Normally, I look forward to the beginning of October and the advent of autumn with peace and joy in my heart. Of course, the fact that my birthday occurs the day after the first of October wouldn’t have anything to do with that would it? But this year, no birthday cake with sputtering scores of candles will great me. Instead, my husband and I will travel south, to his home town, to console and support his life-long friend and his wife in the sudden and unexpected loss of her mother, so soon after his mother’s death. Oh, and their dog died last week in the midst of all this family tragedy.
I am full of unanswered questions and troublesome, uncomfortable thoughts today, ones that I wish I had the courage to shout out on a street corner to the self-absorbed oblivious passersby. Rather than deprive a homeless person of their accustomed spot, I will jump up on my bloggity soap box instead.
From a Christian worldview, I can understand some of the silence surrounding death and dying.
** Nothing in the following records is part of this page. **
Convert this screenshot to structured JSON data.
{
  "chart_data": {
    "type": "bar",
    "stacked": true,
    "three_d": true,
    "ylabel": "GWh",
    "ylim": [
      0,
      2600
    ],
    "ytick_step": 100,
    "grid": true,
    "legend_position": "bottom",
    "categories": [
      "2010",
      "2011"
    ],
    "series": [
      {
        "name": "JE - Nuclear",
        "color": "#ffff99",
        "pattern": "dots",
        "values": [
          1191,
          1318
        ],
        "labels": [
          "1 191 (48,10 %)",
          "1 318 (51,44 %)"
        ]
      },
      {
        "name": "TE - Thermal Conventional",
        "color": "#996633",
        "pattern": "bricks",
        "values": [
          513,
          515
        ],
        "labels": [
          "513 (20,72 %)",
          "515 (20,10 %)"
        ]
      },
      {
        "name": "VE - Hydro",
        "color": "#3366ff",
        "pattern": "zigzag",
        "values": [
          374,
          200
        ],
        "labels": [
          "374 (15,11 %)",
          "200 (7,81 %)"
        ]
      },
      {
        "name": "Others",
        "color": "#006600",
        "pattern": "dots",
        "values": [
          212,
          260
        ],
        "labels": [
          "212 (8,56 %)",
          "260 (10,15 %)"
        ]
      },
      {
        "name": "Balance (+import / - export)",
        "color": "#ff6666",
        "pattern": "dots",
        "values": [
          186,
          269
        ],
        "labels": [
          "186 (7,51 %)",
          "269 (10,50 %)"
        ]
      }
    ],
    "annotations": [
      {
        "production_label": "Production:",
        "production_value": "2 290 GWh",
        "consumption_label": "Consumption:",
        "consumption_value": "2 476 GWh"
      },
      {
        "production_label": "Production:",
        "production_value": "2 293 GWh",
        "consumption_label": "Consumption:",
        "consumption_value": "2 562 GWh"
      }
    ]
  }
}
Jesus conquered the grave, therefore, it follows, that we can sweep this whole messy business of dying under the proverbial rug. (Yes, I’m being sarcastic). Yet, even Jesus wept (and raised Lazarus from the grave). Jesus also suffered, but not silently, and died, nearly alone, on a cross we nailed him to, at a crossroads dung heap outside Jerusalem. Two thousand years later, we’ve sanitized and compartmentalized dying, hiding it from ourselves so we can ignore the writing on our own walls.
I ask that you stop for a moment and spend time, yes, that very precious commodity you can never, ever get back, with a friend or family member who is dying. Don’t send flowers, or stuffed animals or Hallmark cards. Give them comfort. Don’t expect them to put you at ease about their situation. Embrace the truth. For you know, it’s not ‘if’ we’re going to die, it’s when. We’re all dying. And I, for one, will not go silently into the night.